I discovered Sunn O))) after taking the plunge and buying White One.  If you’ve read my previous post you now know I am an impulsive little fucker and the fact that I didn’t have any “bowel churning, low frequency, dark ambient, drone” had to be rectified straight away.  I’ll post on Sunn O)))’s previous output at some later stage but I will say that their previous records gave a bit of a sense of evil and forboding but what affected me the most was the frequencies, the very low frequencies. Sure the previous records had their sinister moments but at times they were fucking funny. Get a copy of White One and try not to snigger at the drug fucked ramblings of Julian Cope (yes that Julian Cope!) on My Wall.
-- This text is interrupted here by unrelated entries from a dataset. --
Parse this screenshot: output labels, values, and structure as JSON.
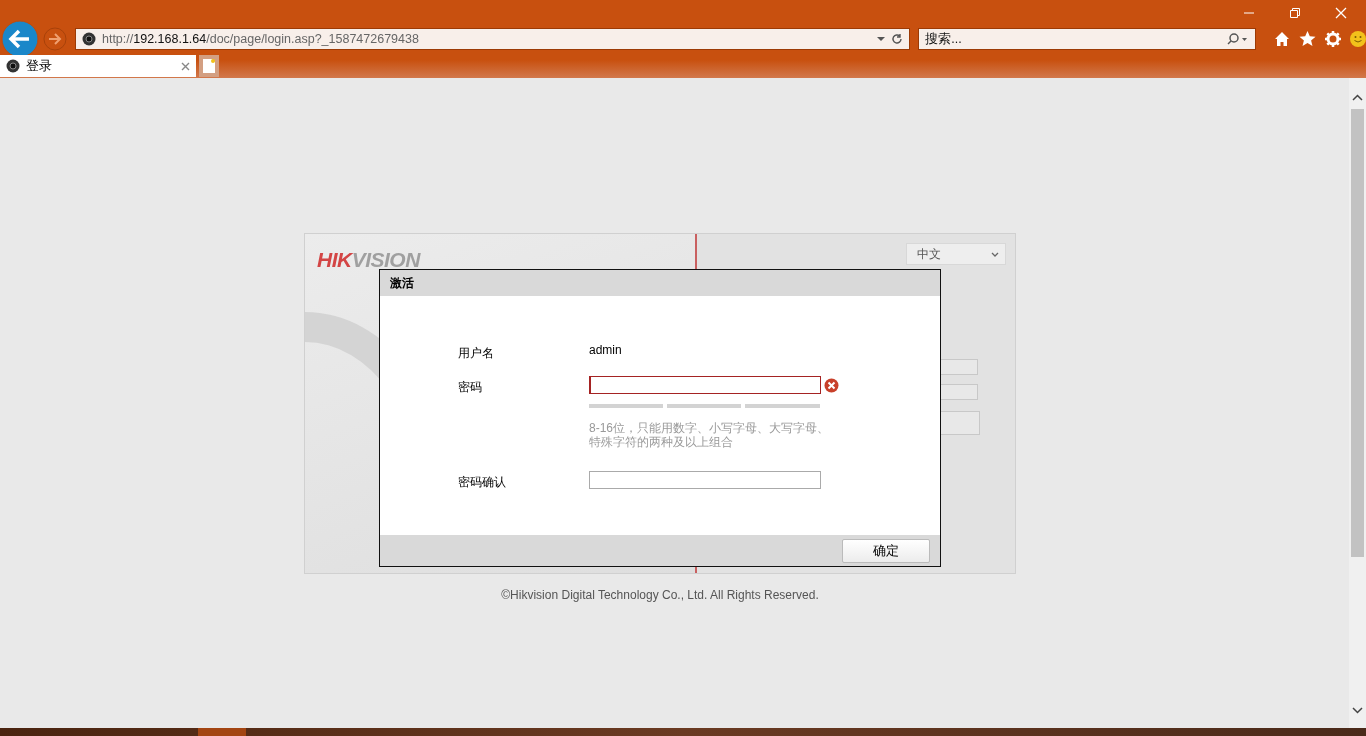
{
  "browser": {
    "address": {
      "host": "192.168.1.64",
      "prefix": "http://",
      "path": "/doc/page/login.asp?_1587472679438"
    },
    "search": {
      "placeholder": "搜索..."
    },
    "tabs": [
      {
        "label": "登录",
        "selected": true
      }
    ]
  },
  "login_panel": {
    "logo": {
      "part1": "HIK",
      "part2": "VISION"
    },
    "language": "中文"
  },
  "dialog": {
    "title": "激活",
    "fields": [
      {
        "kind": "text",
        "label": "用户名",
        "value": "admin"
      },
      {
        "kind": "password",
        "label": "密码",
        "error": true,
        "hint": "8-16位，只能用数字、小写字母、大写字母、特殊字符的两种及以上组合"
      },
      {
        "kind": "password",
        "label": "密码确认",
        "error": false
      }
    ],
    "buttons": [
      "确定"
    ]
  },
  "footer": "©Hikvision Digital Technology Co., Ltd. All Rights Reserved."
}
Black One is a bleak, humourless, evil powerhouse of immense depth. This record is relentless. Dark ambient drones mix with death metal screams for a thoroughly unsettling experience. Take Cursed Realms (of the Winterdemons) for instance.  The track opens with what sounds like arctic winds racing over tundra. It’s almost beautiful. Then Mr deathmetal starts screaming but he’s not front and centre in the mix. Somewehere he stands in the distance or maybe the force of his screams have been blown away by those icy arctic winds. Just when I begin to feel unsettled enough the guitars begin. Big droning power chords. Speakers crackle and bowels are upset. It continues for another ten minutes of layer upon layer of darkness. Light is crushed and in the last ten seconds the world ends.

The next track is Orthodox Caveman. I’m not sure what that is but it is the most orthodox Sunn O)))) track here. Nothing exists for ten minutes except for the guitar churning out sickening power chord after sickening power chord.

Black One is not exactly where I would choose to start if I was new to dark ambient and Sunn O))). Try White 1 and particularly White 2 if you want to dabble. Black One is a triumph of evil intent. Every home should have one.